Because I don’t know if you have tried book groups, but I have and they aren’t all like that. They do not all do what it says on the tin. Some are more about the dining out or the getting together; most are more about the being out and having a bit of a chat, in which the book might be mentioned but is rarely the focus. Some do try to focus on the book, but discussion doesn’t get beyond the level of ‘I thought it was really good’, ‘Oh, me too’, which is enough to make anyone try to carve off their own limbs with a sharpened bookmark.

And that comment, of course, is enough to make the average book group absolutely not want me as a member. I get that. I read quite a lot, I’m bloody opinionated, I’m reasonably articulate and I think fast. I can take apart an argument in very little time, or construct a new one on the fly, just for the hell of it, and I expect people to be able to justify their responses and put them in a broader literary context. None of that means I’m right or that my views are more valid, but it does make me (mostly) unintentionally intimidating. I am definitely not the person you want in a book group if most people’s aim is to have an evening away from the kids and eat in a restaurant.

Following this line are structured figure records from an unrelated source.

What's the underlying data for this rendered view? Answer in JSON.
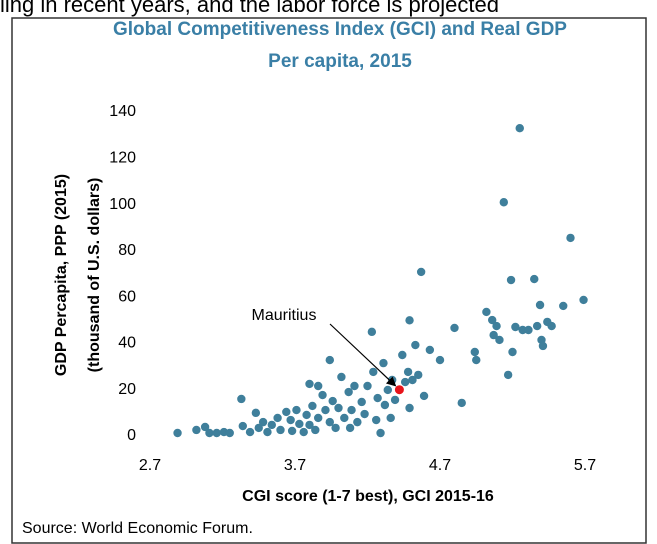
{
  "context": "ling in recent years, and the labor force is projected",
  "chart_data": {
    "type": "scatter",
    "title": [
      "Global Competitiveness Index (GCI) and Real GDP",
      "Per capita, 2015"
    ],
    "x_label": "CGI score (1-7 best), GCI 2015-16",
    "y_label": [
      "GDP Percapita, PPP (2015)",
      "(thousand of U.S. dollars)"
    ],
    "source": "Source: World Economic Forum.",
    "xlim": [
      2.7,
      5.9
    ],
    "xticks": [
      2.7,
      3.7,
      4.7,
      5.7
    ],
    "ylim": [
      0,
      140
    ],
    "yticks": [
      0,
      20,
      40,
      60,
      80,
      100,
      120,
      140
    ],
    "grid": false,
    "series": [
      {
        "color": "#3f7f9b",
        "x": [
          2.89,
          3.02,
          3.08,
          3.11,
          3.16,
          3.21,
          3.25,
          3.34,
          3.33,
          3.39,
          3.43,
          3.45,
          3.48,
          3.51,
          3.54,
          3.58,
          3.6,
          3.64,
          3.67,
          3.68,
          3.71,
          3.73,
          3.76,
          3.78,
          3.8,
          3.82,
          3.84,
          3.86,
          3.8,
          3.86,
          3.89,
          3.91,
          3.94,
          3.96,
          3.94,
          3.98,
          4.0,
          4.02,
          4.04,
          4.07,
          4.08,
          4.09,
          4.11,
          4.13,
          4.16,
          4.18,
          4.2,
          4.23,
          4.24,
          4.26,
          4.27,
          4.29,
          4.31,
          4.32,
          4.34,
          4.36,
          4.37,
          4.39,
          4.44,
          4.46,
          4.48,
          4.49,
          4.49,
          4.51,
          4.53,
          4.55,
          4.57,
          4.59,
          4.63,
          4.7,
          4.8,
          4.85,
          4.94,
          4.95,
          5.02,
          5.06,
          5.07,
          5.09,
          5.11,
          5.14,
          5.17,
          5.19,
          5.2,
          5.22,
          5.25,
          5.27,
          5.31,
          5.35,
          5.37,
          5.39,
          5.4,
          5.41,
          5.44,
          5.47,
          5.55,
          5.6,
          5.69
        ],
        "values": [
          1.3,
          2.6,
          3.9,
          1.3,
          1.3,
          1.7,
          1.3,
          4.3,
          16,
          1.7,
          10,
          3.5,
          6,
          1.7,
          4.8,
          7.8,
          2.6,
          10.4,
          6.9,
          2.2,
          11.2,
          5.2,
          1.7,
          9.1,
          4.8,
          13,
          2.6,
          7.8,
          22.5,
          21.6,
          17.7,
          11.2,
          6,
          15.1,
          32.8,
          3.5,
          12.1,
          25.5,
          7.8,
          19,
          3.5,
          11.2,
          21.6,
          6,
          14.7,
          9.5,
          21.6,
          45,
          27.7,
          6.9,
          16.4,
          1.3,
          31.5,
          13.4,
          19.9,
          7.8,
          24.2,
          15.6,
          35,
          23.3,
          27.7,
          12.1,
          50,
          24.2,
          39.3,
          26.4,
          70.9,
          17.3,
          37.2,
          32.8,
          46.7,
          14.3,
          36.3,
          32.8,
          53.6,
          50.1,
          43.6,
          47.5,
          41.5,
          101,
          26.4,
          67.4,
          36.3,
          47.1,
          133,
          45.8,
          45.8,
          67.8,
          47.5,
          56.6,
          41.5,
          38.9,
          49.3,
          47.5,
          56.2,
          85.6,
          58.8
        ]
      }
    ],
    "annotation": {
      "text": "Mauritius",
      "x": 4.42,
      "y": 20,
      "color": "#e8141b"
    }
  }
}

It’s not that there’s anything wrong with that (if I had kids I would jump at any opportunity to get the hell out of Dodge), but I can go out anytime so it’s not a big treat to me.

A big treat would be a high level, complex conversation that challenged the views I held and made me reassess my interpretation of the book, and in which there was no need to hold back for fear of accidentally scaring someone. That added layers of understanding beyond my own perceptions and made my lazy brain spark in a hundred new ways.

Is that so very much to ask?

 

 

 

6 thoughts on “In which I’m looking for a book group

  1. Excellent post, Musings. It’s amazingly difficult to find a good book club. I have an elegant but simple (an probably impractical) solution – move back to the US and rejoin your old one! I am sure they would love to have you back.

  2. I always try to be “unintentionally intimidating.” It never quite works out.
    You capture the quest I feel like I’m always after: to know when conversations will change your mind about things (not just books). And it’s always a little disappointing when it fails.

  3. Wish we lived nearer because I can take a good bookish argument without getting riled as long as it’s with someone decent (read, not a guy talking out his arse).

  4. I was in a book group with a bunch of teachers. They would immediately go into classroom talk mode and the non teachers would look at each other. Funny they couldn’t see what they were doing. Now I belong to a book group run by the indie book store in our town. They pay a staff member to facilitate it. She brings chocolates and we meet in the store after hours which is very nice to wander around the shop before hand when it is closed. Discussions go for about 90 minutes and the book is truly dissected to death. Much better group. Wish you lived closer to me and you too could join in. (Tasmania though). I know exactly how you feel.

  5. It is hard, I know. Somehow, I’ve managed to belong to two good ones, even here. Have you tried any at your library? I’ve always found them to be very good, and when I lived in Stamford and worked at The Ferguson Library, we often had outside guests (authors and experts) who came to our discussions.

  6. Mr W – I like your thinking.

    Dalia – I am attending a lot of conferences and roundtables etc at the moment, and all of them are falling short of my expectations in terms of level of discussion, new thought, sparking ideas. Thank goodness I’m not paying for them.

    Jodie – from your blog, I think we could have good discussions. Men talking out of their arses (and OMG how much does that happen?) beware!

    Travelling Penguin – you’ve struck lucky! I think it has to be held in the right environment for a book group to flourish, too. Bookshops are perfect, of course.

    Emily – Alas, the literary activity happens in Oxford, and mostly at times that I can’t make. Blackwells (of course) has plenty of events, but does not host a book club. I doubted that Bicester library would have anything on offer, then doubted my own snobbery so checked. Rhymetime at 10am each weekday morning isn’t quite what I’m looking for… Libraries are struggling here, though. The government slashed the funding, in case they contributed to an educated and literate electorate, so they can barely afford their core hours, let alone evenings and events.